GR3D_FREQ 0%@921 seems low?

I’m using an app based on deepstream-test3 with 4 test rtsp camera sources at 1080p. pgie interval is set to 4.

I notice that tegrastats reports the GR3D_FREG values very low… Generally at 0%@921 and occasionally 5 or 6% and rarely it might jump to 60% or even 99% but mainly seems to report 0%.

Is this right? I thought that running 4 streams batched through the nvinfer element would really heat up the GPU.?!?

Pls refer https://docs.nvidia.com/metropolis/deepstream/dev-guide/index.html#page/DeepStream%2520Development%2520Guide%2Fdeepstream_performance.html%23wwpID0E5HA and https://docs.nvidia.com/jetson/l4t/index.html#page/Tegra%2520Linux%2520Driver%2520Package%2520Development%2520Guide%2FAppendixTegraStats.html

HI
Which platform are you using? Here is performance for both DGPU and tegra device, you can find the data there.
https://docs.nvidia.com/metropolis/deepstream/dev-guide/index.html#page/DeepStream%2520Development%2520Guide%2Fdeepstream_performance.html%23wwpID0EQHA

I have referred to both of those links and read them already however they do not explain anything about typical use value and what I should expect to see.

I have already run these all the time:

$ sudo nvpmodel -m 0
$ sudo jetson_clocks

Is 921 a typical frequency because I have seen other (old) posts where people are stating value over 1100.

Is it normal to see such low GPU usage percentages.

My pipeline is:

rtsp --|
rtsp --|-- decodebin (using nvv4l2h265dec) – streammux – pgie (interval 4) – tracker – streamdemux --|
rtsp --|
rtsp --|

After the streamdemux I have 4 tee’s with fakesinks linked (one for each corresponding source). Then I dynamically add other elements when a pgie detection is found in the meta.

So when I run this pipeline without any detections - so its all just streaming to fakesinks - I would still expect the gpu to be under load as we are inferencing on 4 streams continusouly… Buut mostly I just see a GR3D value of 0%. Occasionally I’ll see 60 and maybe once every 3 or 4 mins I’ll see 99.

Can you please provide some guidance on these number and what we should typically expect.

If I’m seeing low CPU and low GR3D values does that mean I should be increasing the number of surfaces used by the decoder (in the decodebin).

btw.

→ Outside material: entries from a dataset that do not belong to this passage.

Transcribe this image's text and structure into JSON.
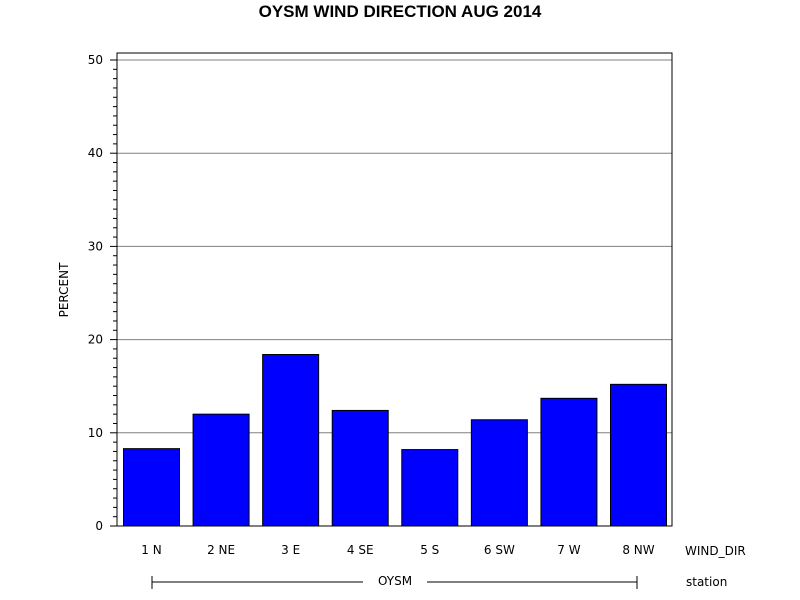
{
  "chart_data": {
    "type": "bar",
    "title": "OYSM WIND DIRECTION AUG 2014",
    "ylabel": "PERCENT",
    "xlabel": "WIND_DIR",
    "group_label": "OYSM",
    "group_axis_label": "station",
    "categories": [
      "1 N",
      "2 NE",
      "3 E",
      "4 SE",
      "5 S",
      "6 SW",
      "7 W",
      "8 NW"
    ],
    "values": [
      8.3,
      12.0,
      18.4,
      12.4,
      8.2,
      11.4,
      13.7,
      15.2
    ],
    "ylim": [
      0,
      50
    ],
    "yticks": [
      "0",
      "10",
      "20",
      "30",
      "40",
      "50"
    ],
    "grid": true,
    "bar_color": "#0000ff"
  }
}
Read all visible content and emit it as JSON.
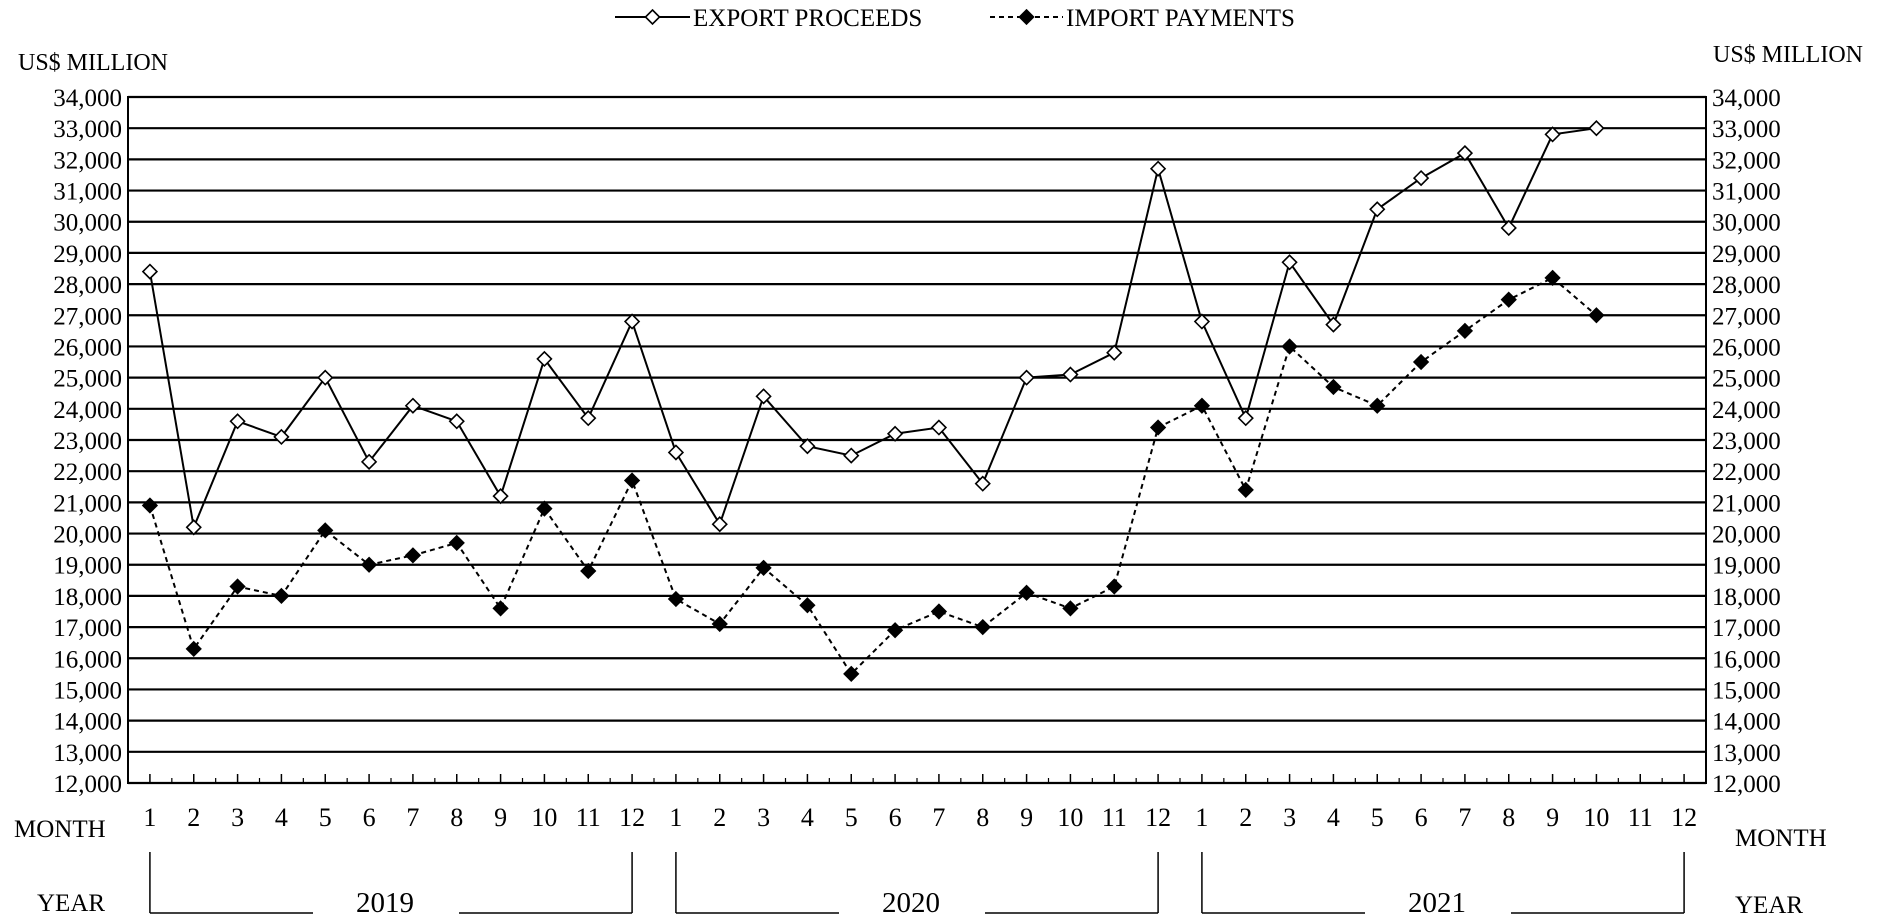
{
  "chart_data": {
    "type": "line",
    "legend_position": "top-center",
    "grid": true,
    "ylabel_left": "US$ MILLION",
    "ylabel_right": "US$ MILLION",
    "xlabel_left": "MONTH",
    "xlabel_right": "MONTH",
    "year_label_left": "YEAR",
    "year_label_right": "YEAR",
    "ylim": [
      12000,
      34000
    ],
    "y_ticks": [
      "12,000",
      "13,000",
      "14,000",
      "15,000",
      "16,000",
      "17,000",
      "18,000",
      "19,000",
      "20,000",
      "21,000",
      "22,000",
      "23,000",
      "24,000",
      "25,000",
      "26,000",
      "27,000",
      "28,000",
      "29,000",
      "30,000",
      "31,000",
      "32,000",
      "33,000",
      "34,000"
    ],
    "x_ticks": [
      "1",
      "2",
      "3",
      "4",
      "5",
      "6",
      "7",
      "8",
      "9",
      "10",
      "11",
      "12",
      "1",
      "2",
      "3",
      "4",
      "5",
      "6",
      "7",
      "8",
      "9",
      "10",
      "11",
      "12",
      "1",
      "2",
      "3",
      "4",
      "5",
      "6",
      "7",
      "8",
      "9",
      "10",
      "11",
      "12"
    ],
    "years": [
      {
        "label": "2019",
        "start_index": 0,
        "end_index": 11
      },
      {
        "label": "2020",
        "start_index": 12,
        "end_index": 23
      },
      {
        "label": "2021",
        "start_index": 24,
        "end_index": 35
      }
    ],
    "series": [
      {
        "name": "EXPORT PROCEEDS",
        "style": "solid",
        "marker": "open-diamond",
        "color": "#000000",
        "values": [
          28400,
          20200,
          23600,
          23100,
          25000,
          22300,
          24100,
          23600,
          21200,
          25600,
          23700,
          26800,
          22600,
          20300,
          24400,
          22800,
          22500,
          23200,
          23400,
          21600,
          25000,
          25100,
          25800,
          31700,
          26800,
          23700,
          28700,
          26700,
          30400,
          31400,
          32200,
          29800,
          32800,
          33000
        ]
      },
      {
        "name": "IMPORT PAYMENTS",
        "style": "dashed",
        "marker": "filled-diamond",
        "color": "#000000",
        "values": [
          20900,
          16300,
          18300,
          18000,
          20100,
          19000,
          19300,
          19700,
          17600,
          20800,
          18800,
          21700,
          17900,
          17100,
          18900,
          17700,
          15500,
          16900,
          17500,
          17000,
          18100,
          17600,
          18300,
          23400,
          24100,
          21400,
          26000,
          24700,
          24100,
          25500,
          26500,
          27500,
          28200,
          27000
        ]
      }
    ]
  }
}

My app is base don deepstream-test3.

Something else I’m interested to know is - the model engine file… I reuse an already generated one so that I don’t have to wait a couple of minutes while it generates every time - is this a bad practice? I’m wondering if that model engine file would be different depending on the batch size I specify? But I don’t know the batch size till runtime…

Forgot to mention I am using Jetson Nano.

Is 921 a typical frequency because I have seen other (old) posts where people are stating value over 1100.

Is it normal to see such low GPU usage percentages.

My pipeline is:

rtsp --|
rtsp --|-- decodebin (using nvv4l2h265dec) – streammux – pgie (interval 4) – tracker – streamdemux --|
rtsp --|
rtsp --|

After the streamdemux I have 4 tee’s with fakesinks linked (one for each corresponding source). Then I dynamically add other elements when a pgie detection is found in the meta.

So when I run this pipeline without any detections - so its all just streaming to fakesinks - I would still expect the gpu to be under load as we are inferencing on 4 streams continusouly… Buut mostly I just see a GR3D value of 0%. Occasionally I’ll see 60 and maybe once every 3 or 4 mins I’ll see 99.

Can you please provide some guidance on these number and what we should typically expect.

[from amycao]
Inference take GPU resource, so when your loading is low, low GPU usage is expected, in your case, interval
is 4, so inference will do when every 4 frame, other 3 frame will do nothing inference, so low GPU loading
is expected.

If I’m seeing low CPU and low GR3D values does that mean I should be increasing the number of surfaces used by the decoder (in the decodebin).

btw. My app is base don deepstream-test3.

[from amycao]
You do not need to increase surface number, you can set pgie interval to lower value like 0 or 1, let gie do
inferencing every frame or every 2 frames.

Something else I’m interested to know is - the model engine file… I reuse an already generated one so that I don’t have to wait a couple of minutes while it generates every time - is this a bad practice? I’m wondering if that model engine file would be different depending on the batch size I specify? But I don’t know the batch size till runtime…

[from amycao]
but in your pipeline, you have 4 rtsp streams?

Thanks @amycao that is helpful.

My last question before closing this thread is the GPU frequency - is 921 an expected value (after running (jetson_clocks)?

Thanks @amycao that is helpful.

My last question before closing this thread is the GPU frequency - is 921 an expected value (after running (jetson_clocks)?

[from amycao]
yes, maxn for GPU frequency on NANO is 921Mhz.